CHAPTER III
THE EUROPEAN ORDER OF THE ILLUMINATI
1. THE RISE AND THE DISAPPEARANCE OF THE ORDER
That great European movement in the direction of the secularization of thought to which the expressive term, the Aufklärung or Enlightenment, has been applied, and which reached its apogee in the latter half of the eighteenth century, encountered a stubborn opposition in southern Germany in the electorate of Bavaria. The pivot of Bavarian politics, particularly from the beginning of the sixteenth century, had been the alliance which had been effected between the clerical party and the civil power. The counter reformation which followed in the wake of the Lutheran movement was able to claim the field in Bavaria without the necessity of a combat.
In the third quarter of the eighteenth century Bavaria was a land where sacerdotalism reigned supreme. Religious houses flourished in abundance; the number of priests and nuns was incredibly large.[299] So easy were the ways of life in that fertile country that a lack of seriousness and intensity of feeling among the masses flung open the door for superstitious practices which made the popular religion little better than gross fetichism. So-called “miraculous” images were commonly paraded through the streets; innumerable statues and sacred relics were exposed to the gaze of crowds of the faithful; the patronage of the saints was assiduously solicited. Among the educated there was a widespread conviction that the piety of the people was ignorant and that their trustful attitude made them the prey of many impostors.
The degree of power to which the representatives of the Society of Jesus had been able to attain in Bavaria was all but absolute.[300] Members of the order were the confessors and preceptors of the electors; hence they had a direct influence upon the policies of government. The censorship of religion had fallen into their eager hands, to the extent that some of the parishes even were compelled to recognize their authority and power. To exterminate all Protestant influence and to render the Catholic establishment complete, they had taken possession of the instruments of public education. It was by Jesuits that the majority of the Bavarian colleges were founded, and by them they were controlled. By them also the secondary schools of the country were conducted.[301]
The prevailing type of education in Bavaria had little more to commend it than the popular type of religion.[302] The pedagogical aim of the Jesuits was the development of the memory with scant regard for other faculties of the mind. To learn the catechism, or in the case of advanced pupils to receive unquestioningly the dogmatic instruction offered by clerical pedagogues, was the ideal honored throughout the Bavarian schools. Books which bore the slightest taint of Protestant influence, or which in any other way gave evidence of a liberalizing spirit, were ruthlessly banned.[303]

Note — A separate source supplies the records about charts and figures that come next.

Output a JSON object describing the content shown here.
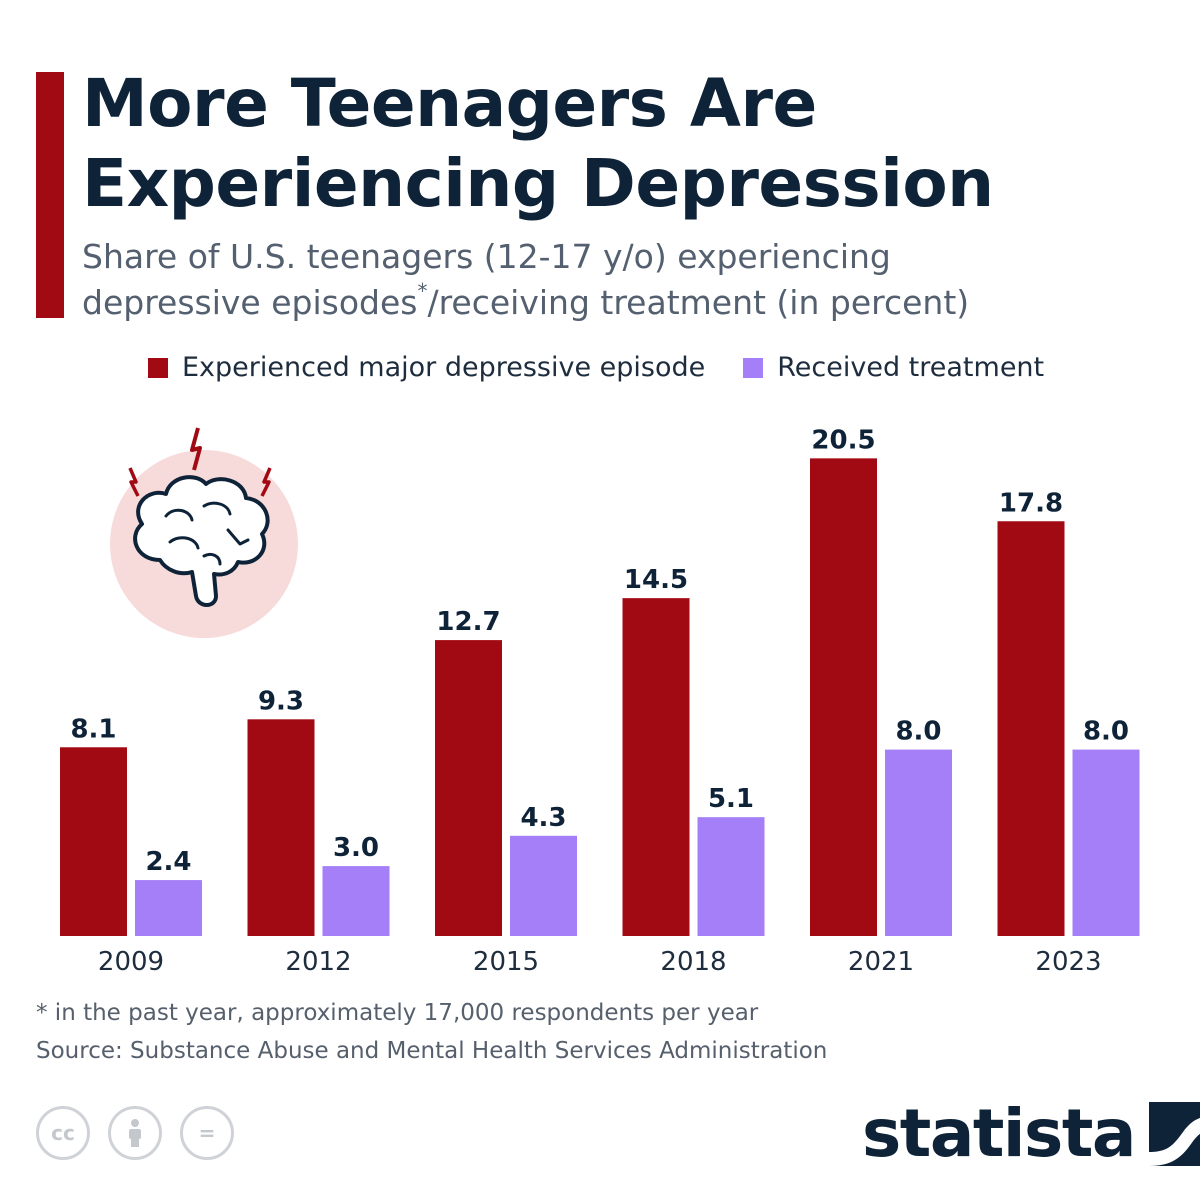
{
  "header": {
    "title_line1": "More Teenagers Are",
    "title_line2": "Experiencing Depression",
    "subtitle_line1": "Share of U.S. teenagers (12-17 y/o) experiencing",
    "subtitle_line2a": "depressive episodes",
    "subtitle_asterisk": "*",
    "subtitle_line2b": "/receiving treatment (in percent)"
  },
  "colors": {
    "accent": "#a10a13",
    "episode": "#a10a13",
    "treatment": "#a57ff7",
    "title": "#0f2338",
    "brain_circle": "#f7dbdb"
  },
  "chart_data": {
    "type": "bar",
    "categories": [
      "2009",
      "2012",
      "2015",
      "2018",
      "2021",
      "2023"
    ],
    "series": [
      {
        "name": "Experienced major depressive episode",
        "values": [
          8.1,
          9.3,
          12.7,
          14.5,
          20.5,
          17.8
        ]
      },
      {
        "name": "Received treatment",
        "values": [
          2.4,
          3.0,
          4.3,
          5.1,
          8.0,
          8.0
        ]
      }
    ],
    "value_labels": [
      [
        "8.1",
        "9.3",
        "12.7",
        "14.5",
        "20.5",
        "17.8"
      ],
      [
        "2.4",
        "3.0",
        "4.3",
        "5.1",
        "8.0",
        "8.0"
      ]
    ],
    "title": "More Teenagers Are Experiencing Depression",
    "xlabel": "",
    "ylabel": "",
    "ylim": [
      0,
      23
    ],
    "grid": false,
    "legend_position": "top"
  },
  "footer": {
    "footnote": "* in the past year, approximately 17,000 respondents per year",
    "source": "Source: Substance Abuse and Mental Health Services Administration",
    "logo_text": "statista",
    "cc_icons": [
      "cc-icon",
      "attribution-icon",
      "no-derivatives-icon"
    ],
    "cc_label": "cc",
    "nd_label": "="
  }
}
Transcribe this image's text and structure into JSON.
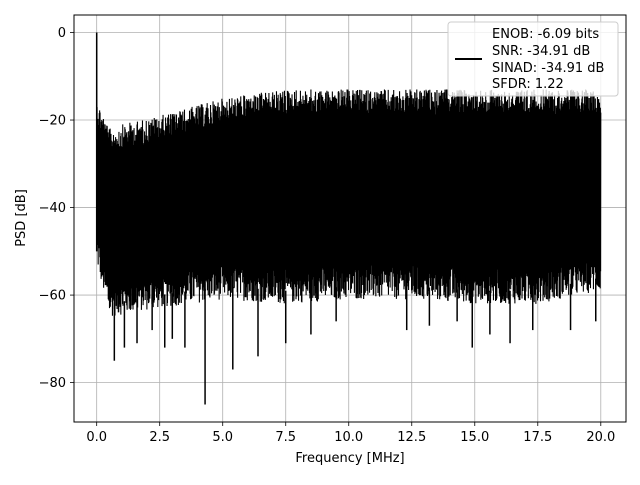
{
  "chart_data": {
    "type": "line",
    "title": "",
    "xlabel": "Frequency [MHz]",
    "ylabel": "PSD [dB]",
    "xlim": [
      -0.9,
      21.0
    ],
    "ylim": [
      -89.0,
      4.0
    ],
    "xticks": [
      0.0,
      2.5,
      5.0,
      7.5,
      10.0,
      12.5,
      15.0,
      17.5,
      20.0
    ],
    "xtick_labels": [
      "0.0",
      "2.5",
      "5.0",
      "7.5",
      "10.0",
      "12.5",
      "15.0",
      "17.5",
      "20.0"
    ],
    "yticks": [
      0,
      -20,
      -40,
      -60,
      -80
    ],
    "ytick_labels": [
      "0",
      "−20",
      "−40",
      "−60",
      "−80"
    ],
    "grid": true,
    "legend_position": "top-right",
    "legend": {
      "line1": "ENOB: -6.09 bits",
      "line2": "SNR: -34.91 dB",
      "line3": "SINAD: -34.91 dB",
      "line4": "SFDR: 1.22"
    },
    "series": [
      {
        "color": "#000000",
        "x_range": [
          0.0,
          20.0
        ],
        "peak": {
          "x": 0.0,
          "y": 0.0
        },
        "upper_envelope": [
          [
            0.0,
            -15
          ],
          [
            0.5,
            -22
          ],
          [
            1.0,
            -21
          ],
          [
            2.5,
            -19
          ],
          [
            5.0,
            -15
          ],
          [
            7.5,
            -13
          ],
          [
            10.0,
            -13
          ],
          [
            12.5,
            -13
          ],
          [
            15.0,
            -13
          ],
          [
            17.5,
            -13
          ],
          [
            20.0,
            -13
          ]
        ],
        "lower_envelope": [
          [
            0.0,
            -53
          ],
          [
            0.5,
            -65
          ],
          [
            2.5,
            -63
          ],
          [
            5.0,
            -61
          ],
          [
            7.5,
            -62
          ],
          [
            10.0,
            -61
          ],
          [
            12.5,
            -61
          ],
          [
            15.0,
            -62
          ],
          [
            17.5,
            -62
          ],
          [
            20.0,
            -59
          ]
        ],
        "deep_notches": [
          [
            0.7,
            -75
          ],
          [
            1.1,
            -72
          ],
          [
            1.6,
            -71
          ],
          [
            2.2,
            -68
          ],
          [
            2.7,
            -72
          ],
          [
            3.0,
            -70
          ],
          [
            3.5,
            -72
          ],
          [
            4.3,
            -85
          ],
          [
            5.4,
            -77
          ],
          [
            6.4,
            -74
          ],
          [
            7.5,
            -71
          ],
          [
            8.5,
            -69
          ],
          [
            9.5,
            -66
          ],
          [
            12.3,
            -68
          ],
          [
            13.2,
            -67
          ],
          [
            14.3,
            -66
          ],
          [
            14.9,
            -72
          ],
          [
            15.6,
            -69
          ],
          [
            16.4,
            -71
          ],
          [
            17.3,
            -68
          ],
          [
            18.8,
            -68
          ],
          [
            19.8,
            -66
          ]
        ]
      }
    ]
  }
}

Such were the conditions of life under which the great mass of the people lived. There was, however, a relatively small group of cultivated people in Bavaria who, despite the clerical oppression and bigotry from which they suffered, had contrived to share in the liberalizing spirit of the larger world. The censorship exerted by the Jesuits had found no adequate means to guard against the broadening influences of travel or of contact with travelers from other lands, or even to prevent the introduction of all contraband journals and books. The effect of the former had been to create a humiliating and galling sense of inferiority on the part of liberal-minded Bavarians,[304] while the latter had served to stimulate a thirst for the new knowledge which the rationalism of the age made available. To this small group of discontented and ambitious spirits the ancient faith had ceased to be satisfactory, and the burden of clericalism had become insufferable.
The University of Ingolstadt, established in 1472, was destined to become a rallying point for these radical tendencies. In the middle of the sixteenth century the Jesuits had gained control of its faculties of philosophy and theology, and for two centuries thereafter the university had been counted upon as the chief fortress of clericalism in Bavaria.[305] By the middle of the eighteenth century the deadening effect of the rigorous censorship exerted by the Jesuits had produced its full fruitage at Ingolstadt. The university had fallen into a state of profound decadence.[306]
With the accession of Maximilian Joseph[307] as elector, in 1745, the breath of a new life soon stirred within its walls. For the position of curator of the university the elector named a well-known and resolute radical of the day, Baron Johann Adam Ickstatt, and charged him with the responsibility of reorganizing the institution upon a more liberal basis.[308] Measures were adopted promptly by the latter looking to the restoration of the prestige of the university through the modernization of its life. The ban was lifted from books whose admission to the library had long been prohibited, chairs of public law and political economy were established, and recruits to the faculty were sought in other universities.[309]